L’énergie consommée par le système productif est par essence celle qui accompagne le plus directement le développement économique et industriel. D’un faible volume en termes relatifs avant le décollage industriel, elle peut prendre des proportions considérables avec la pleine expansion des industries lourdes – acier, ciment, pétrochimie, etc. – elle est ensuite relayée par des industries de transformation fine et par le secteur tertiaire, mais dans des proportions beaucoup plus restreintes, et son poids relatif diminue. Globalement, le système productif compte pour 70 % de l’électricité consommée dans le monde en 2003, et 48 % de toute l’énergie finale consommée dans le monde et dans l’OCDE pour la même année. Ce pourcentage atteint 66 % en Corée du Sud, et 57 % au Brésil et en Chine.
L’habitat : un énorme potentiel de croissance pour l’énergie
La consommation d’énergie des ménages est très fortement liée à l’environnement climatique et au niveau de richesse.
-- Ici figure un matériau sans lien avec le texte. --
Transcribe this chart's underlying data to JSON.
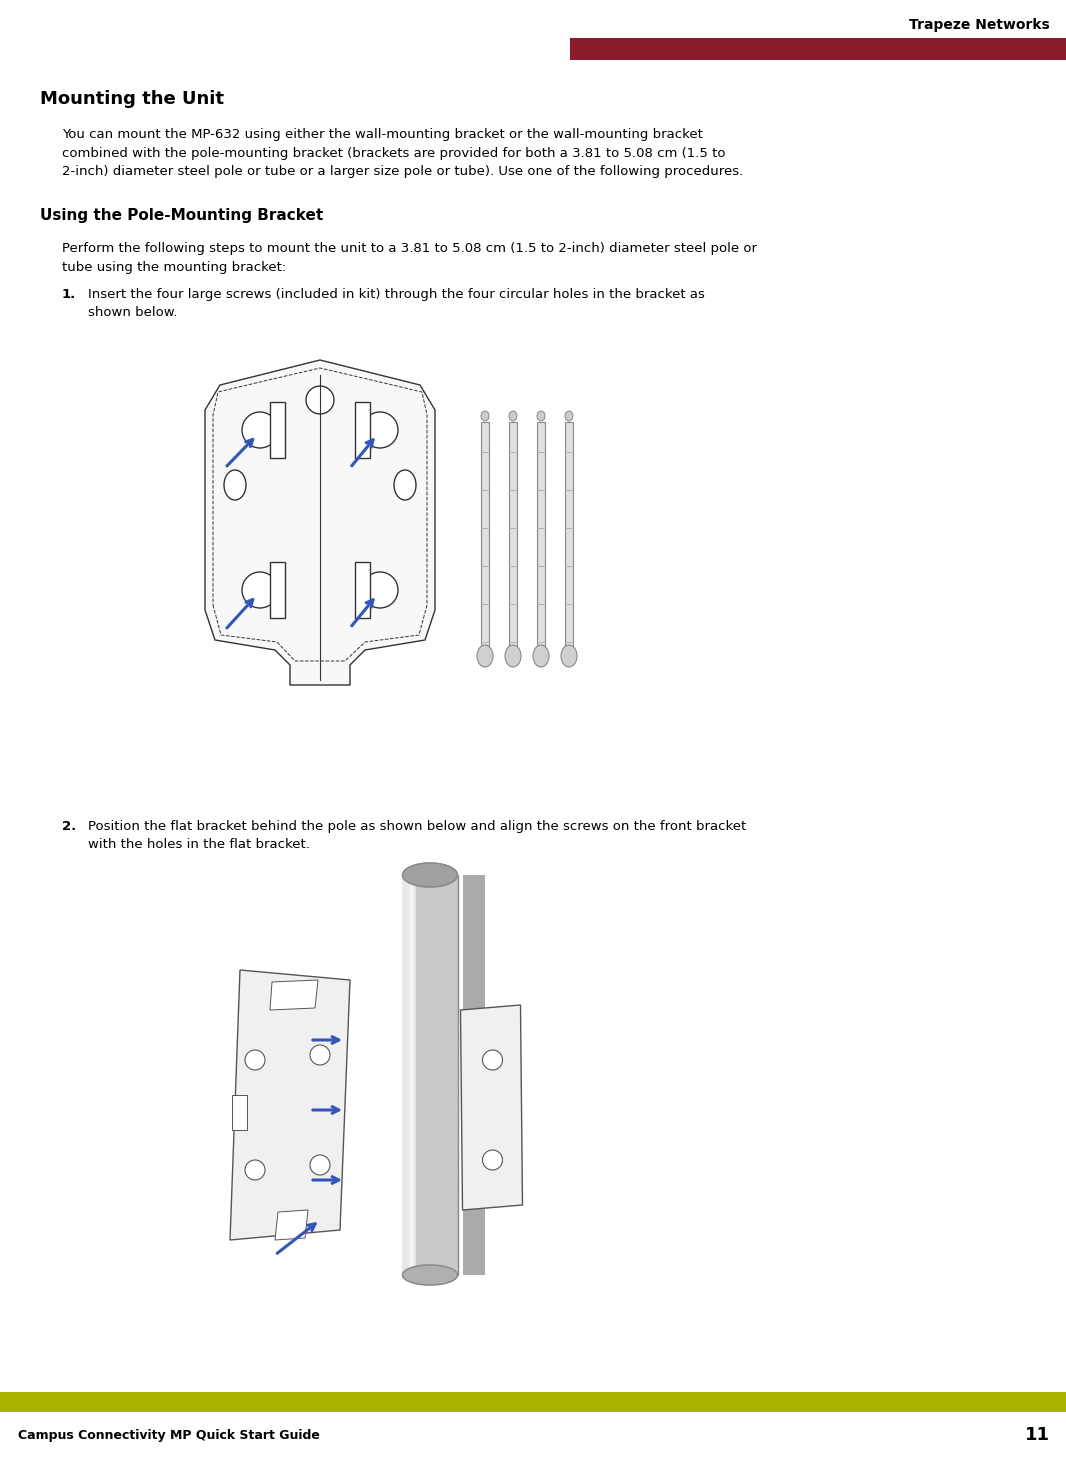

Faible et presque entièrement basée sur la biomasse dans les pays les plus pauvres (0,2 tep/hab), elle peut atteindre 1 tep/hab dans les pays industriels du Nord, où les besoins de chauffage et de climatisation représentent jusqu’à 70 % des besoins totaux de l’habitat. Globalement, l’habitat absorbe 27 % de l’énergie consommée dans le monde en 2003, la quasi-totalité de la biomasse et 29 % de l’électricité. La consommation de l’habitat est appelée à se développer partout, à des rythmes plus ou moins forts selon les rythmes de croissance économique. Les besoins aujourd’hui non satisfaits liés à la climatisation et à l’hygiène demeurent considérables et concernent près des deux tiers de la planète. Dans les pays industriels, où les usages de base sont satisfaits, ce sont les nouveaux usages de l’électricité, liés aux nouveaux équipements électriques et électroniques, qui progressent le plus rapidement.
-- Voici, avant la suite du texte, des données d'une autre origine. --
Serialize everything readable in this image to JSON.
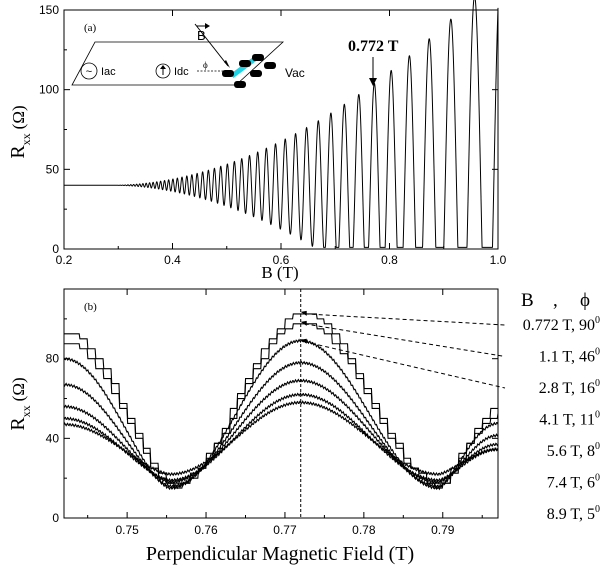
{
  "chart_data": [
    {
      "panel": "a",
      "type": "line",
      "panel_label": "(a)",
      "xlabel": "B (T)",
      "ylabel_main": "R",
      "ylabel_sub": "xx",
      "ylabel_unit": "(Ω)",
      "xlim": [
        0.2,
        1.0
      ],
      "ylim": [
        0,
        150
      ],
      "xticks": [
        "0.2",
        "0.4",
        "0.6",
        "0.8",
        "1.0"
      ],
      "yticks": [
        "0",
        "50",
        "100",
        "150"
      ],
      "annotation": "0.772 T",
      "annotation_x": 0.772,
      "annotation_y": 104,
      "series_description": "Shubnikov–de Haas oscillations: baseline ~40 Ω, amplitude growing with B; peaks approx",
      "peaks": [
        {
          "x": 0.772,
          "y": 104
        },
        {
          "x": 0.81,
          "y": 111
        },
        {
          "x": 0.85,
          "y": 118
        },
        {
          "x": 0.9,
          "y": 127
        },
        {
          "x": 0.95,
          "y": 138
        },
        {
          "x": 1.0,
          "y": 136
        }
      ],
      "inset": {
        "source_ac": "Iac",
        "source_dc": "Idc",
        "angle": "ϕ",
        "field": "B",
        "voltage": "Vac",
        "sample_color": "#22d3e6"
      }
    },
    {
      "panel": "b",
      "type": "line",
      "panel_label": "(b)",
      "xlabel": "Perpendicular Magnetic Field (T)",
      "ylabel_main": "R",
      "ylabel_sub": "xx",
      "ylabel_unit": "(Ω)",
      "xlim": [
        0.742,
        0.797
      ],
      "ylim": [
        0,
        115
      ],
      "xticks": [
        "0.75",
        "0.76",
        "0.77",
        "0.78",
        "0.79"
      ],
      "yticks": [
        "0",
        "40",
        "80"
      ],
      "vline_x": 0.772,
      "min_positions": [
        0.7555,
        0.7895
      ],
      "legend_header_b": "B",
      "legend_header_sep": ",",
      "legend_header_phi": "ϕ",
      "series": [
        {
          "name": "0.772 T, 90",
          "sup": "0",
          "peak": 103,
          "min": 17,
          "left_edge": 93,
          "staircase": true
        },
        {
          "name": "1.1 T, 46",
          "sup": "0",
          "peak": 98,
          "min": 16,
          "left_edge": 88,
          "staircase": true
        },
        {
          "name": "2.8 T, 16",
          "sup": "0",
          "peak": 89,
          "min": 15,
          "left_edge": 80,
          "staircase": false
        },
        {
          "name": "4.1 T, 11",
          "sup": "0",
          "peak": 78,
          "min": 16,
          "left_edge": 67,
          "staircase": false
        },
        {
          "name": "5.6 T, 8",
          "sup": "0",
          "peak": 69,
          "min": 18,
          "left_edge": 56,
          "staircase": false
        },
        {
          "name": "7.4 T, 6",
          "sup": "0",
          "peak": 62,
          "min": 19,
          "left_edge": 50,
          "staircase": false
        },
        {
          "name": "8.9 T, 5",
          "sup": "0",
          "peak": 58,
          "min": 22,
          "left_edge": 47,
          "staircase": false
        }
      ]
    }
  ]
}
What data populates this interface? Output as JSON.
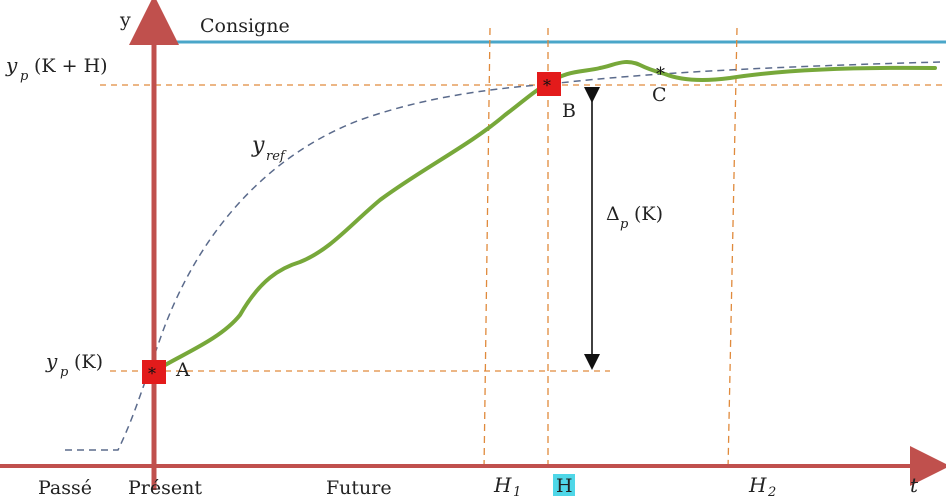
{
  "axis": {
    "y_label": "y",
    "t_label": "t"
  },
  "consigne_label": "Consigne",
  "levels": {
    "yp_k_label": "(K)",
    "yp_k_symbol": "y",
    "yp_k_sub": "p",
    "yp_kh_label": "(K + H)",
    "yp_kh_symbol": "y",
    "yp_kh_sub": "p"
  },
  "yref": {
    "symbol": "y",
    "sub": "ref"
  },
  "delta": {
    "symbol": "Δ",
    "sub": "p",
    "arg": "(K)"
  },
  "points": {
    "a_label": "A",
    "b_label": "B",
    "c_label": "C"
  },
  "horizons": {
    "h1_symbol": "H",
    "h1_sub": "1",
    "h_label": "H",
    "h2_symbol": "H",
    "h2_sub": "2"
  },
  "timeline": {
    "past_label": "Passé",
    "present_label": "Présent",
    "future_label": "Future"
  },
  "colors": {
    "axis": "#c0504d",
    "consigne": "#4aa6c9",
    "output": "#77a83a",
    "reference": "#5b6b8c",
    "guides": "#e08a3c",
    "marker": "#e31b1b",
    "highlight": "#4fd7e8"
  }
}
Comment éviter le « clash » ?
D’un côté, des besoins immenses non encore satisfaits pour les deux tiers de la planète et une gloutonnerie énergétique débridée dans les pays industriels ; de l’autre, un rythme de développement des ressources qui a du mal à suivre et le caractère « fini » du pétrole : tous les ingrédients sont réunis pour un « clash » majeur dans les années qui viennent.
« Clash » économique sûrement, « clash » environnemental aussi probablement : le surplus d’effet de serre produit par les rejets de CO2 des combustibles fossiles laisse d’ores et déjà présager des catastrophes climatiques.
Peut-on éviter ce « clash » et répondre durablement à la montée des besoins ? Oui, mais à deux conditions :
- faire entrer massivement l’efficacité énergétique dans les comportements et les modes de pensée quotidiens, de façon à dissocier durablement la montée des besoins et la croissance des consommations ;
- basculer progressivement des énergies fossiles aux énergies renouvelables comme énergies de base du système énergétique mondial, pour dissocier les émissions de CO2 de la croissance des consommations d’énergie et relâcher les pressions sur la mobilisation des ressources fossiles.
Dans un cas comme dans l’autre, le libéralisme économique et le marché ne suffiront pas. Seules des politiques volontaristes, coordonnées au niveau international et impliquant tous les acteurs industriels et financiers concernés permettront de relever les défis. Sinon, il y a fort à parier que seuls les plus riches et les plus puissants pourront tirer leur épingle du jeu, confinant une grande partie de l’humanité dans une pauvreté sans issue, et exposant l’ensemble de la planète aux risques du changement climatique.
- Source : United State Geological Services (USGS).
- Communauté d'Etats indépendants, rassemblant douze rpubliques de l'ancienne URSS.